Pitching is a bit limited for stat perusing but what about hitting? The most concerning thing for the Nats is that Turner and Robles aren't hitting. These are the guys to set-up around Soto (who no one doubts) and neither seems to be the player the Nats expect them to be at the plate. Kieboom, arguably the last band member here, is slumping after an ok start and has 11Ks in only 26 PAs.  Maybe Rizzo can always piece together offenses around Soto. Right now AsCab and Castro are doing well and Howie seems still like Howie to me. But that's a lot to ask on a budget and if the pitching slips a little the hitting needs to be better than average.  Right now the pitching has slipped, the hitting is below average and the Nats aren't even in the expanded playoffs. 

But again - early! End of August will be the first real marker in the road for this short season.The big thing right now is Scherzer's start tonight.  Would love to see a standard Max start. 

The rest of the NL East... The Mets are struggling thanks to some very impt opt outs. The Phillies are hitting and not pitching as kind of expected. The Braves are good but not so good you think they can't fall back. The Marlins are a fluke - though in a short season flukes matter. It's not a bad spot for the Nats. I'd hazard to say every other division would be tougher.  Man the NL East dogfight of good team I expected before last year just really fell flat 

 Beat the Mets - keep them down and get you up and then take it from there. 

Wednesday, August 05, 2020

.500!

Stop the season! Right now the Nats are .500 and would they make the playoffs? They would!

MIA/ATL
CHC/CIN
COL/LAD
 then San Diego .583 then...the Nats!

See! And in the AL the last teams in would be Cleveland and Detroit - each at .500!

It's not a guarantee but it's going to be darn close. and honestly I'd more expect someone UNDER .500 to make it than someone .500 or better to be left out.

Juan Soto is back tonight so that means either 2 HRs and the story for baseball for a night (I mean if they can avoid any corona virus news) or 0-5 with 2K and the reverse lock blowout Mets win. 

Ok that's it for now.

Monday, August 03, 2020

Monday Quickie - Scratchin and Survivin

Thanks to the Merry Marlins and however they admit to having gotten Corona Virus the Nats have a long weekend off. They'll get back to playing tomorrow. So no stats for you. I won't do it before 10 games. 

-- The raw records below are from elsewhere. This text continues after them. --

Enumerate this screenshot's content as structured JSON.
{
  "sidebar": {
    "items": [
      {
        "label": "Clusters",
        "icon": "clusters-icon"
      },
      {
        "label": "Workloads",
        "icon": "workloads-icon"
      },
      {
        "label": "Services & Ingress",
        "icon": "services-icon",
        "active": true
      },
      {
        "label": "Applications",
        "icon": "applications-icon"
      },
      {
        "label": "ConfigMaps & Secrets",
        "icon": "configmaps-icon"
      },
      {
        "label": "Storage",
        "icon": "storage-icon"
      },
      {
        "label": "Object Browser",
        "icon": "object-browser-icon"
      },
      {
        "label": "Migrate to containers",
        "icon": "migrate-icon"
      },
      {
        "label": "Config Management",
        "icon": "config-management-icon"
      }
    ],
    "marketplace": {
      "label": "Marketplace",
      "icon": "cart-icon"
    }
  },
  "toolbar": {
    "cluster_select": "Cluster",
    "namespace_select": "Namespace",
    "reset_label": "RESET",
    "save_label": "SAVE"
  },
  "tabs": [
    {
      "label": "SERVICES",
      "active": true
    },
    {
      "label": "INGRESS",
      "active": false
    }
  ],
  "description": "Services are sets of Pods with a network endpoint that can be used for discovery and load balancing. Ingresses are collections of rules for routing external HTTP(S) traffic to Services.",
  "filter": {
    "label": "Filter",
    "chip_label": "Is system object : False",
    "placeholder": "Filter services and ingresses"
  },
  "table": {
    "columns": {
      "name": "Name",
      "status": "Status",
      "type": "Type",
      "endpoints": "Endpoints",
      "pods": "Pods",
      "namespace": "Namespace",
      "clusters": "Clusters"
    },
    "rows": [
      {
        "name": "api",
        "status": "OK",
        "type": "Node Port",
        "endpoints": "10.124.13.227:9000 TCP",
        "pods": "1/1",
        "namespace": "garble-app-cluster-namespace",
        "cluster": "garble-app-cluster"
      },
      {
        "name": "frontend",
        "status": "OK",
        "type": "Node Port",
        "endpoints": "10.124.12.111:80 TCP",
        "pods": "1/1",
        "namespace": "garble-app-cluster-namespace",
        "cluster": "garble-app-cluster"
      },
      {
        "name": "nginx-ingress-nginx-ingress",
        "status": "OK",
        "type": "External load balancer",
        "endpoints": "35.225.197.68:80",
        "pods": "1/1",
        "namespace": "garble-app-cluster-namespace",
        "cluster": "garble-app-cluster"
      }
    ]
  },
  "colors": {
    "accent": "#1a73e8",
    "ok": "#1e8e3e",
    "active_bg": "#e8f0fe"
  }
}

In the meantime the two other active NL East teams have moved on and the Braves are handling the Mets and opening up a solid lead in the division.  Again really all you should care about* is the Nats getting to .500.  This is a crazy year so just get in seems like a decent strategy.

The NL has Atlanta, Chicago, and the Rockies on top. The Rockies are a bit of a surprise but they were in the WC hunt most of last year and the Dodgers are just a game behind them.  The worst team in baseball record wise is the Pirates at 2-7. But the Mets and the D-backs are also floundering. If those teams are really this bad .500 for the Nats is a cake walk.

In the AL there haven't been surprises at the very top. The Yankees, Twins, Astros/A's all leading their respective divisions. The one surprise at all is the Baltimore Orioles sitting at 5-3, but all that is is two games over .500. No team is worse than 3-7

What do we want this week?  Same thing as every week, keep playing. Baseball was ready to at least pause if one more team had a mass virus event after the Casino-loving Cardinals became number 2, but that hasn't materialized yet. More importantly, the Phillies, who were the Marlins on-field opponent before getting pulled, have not seen an outbreak of their own. That suggests, what we mostly thought, the game itself shouldn't be a spreading event. Now there's still time for positives to show up but that is an important piece of news for ALL sports, because if baseball spreads every sport is going to. That it hasn't means there's a chance for other sports.

So baseball NEEDS the Phillies series to go off without a hitch. It'd be fantastic if there were no more outbreaks though another team screwing up toward the end of the week is probably work around able. Three teams out seems to be the max disruption the league can handle. There's too much interplay to deal with more.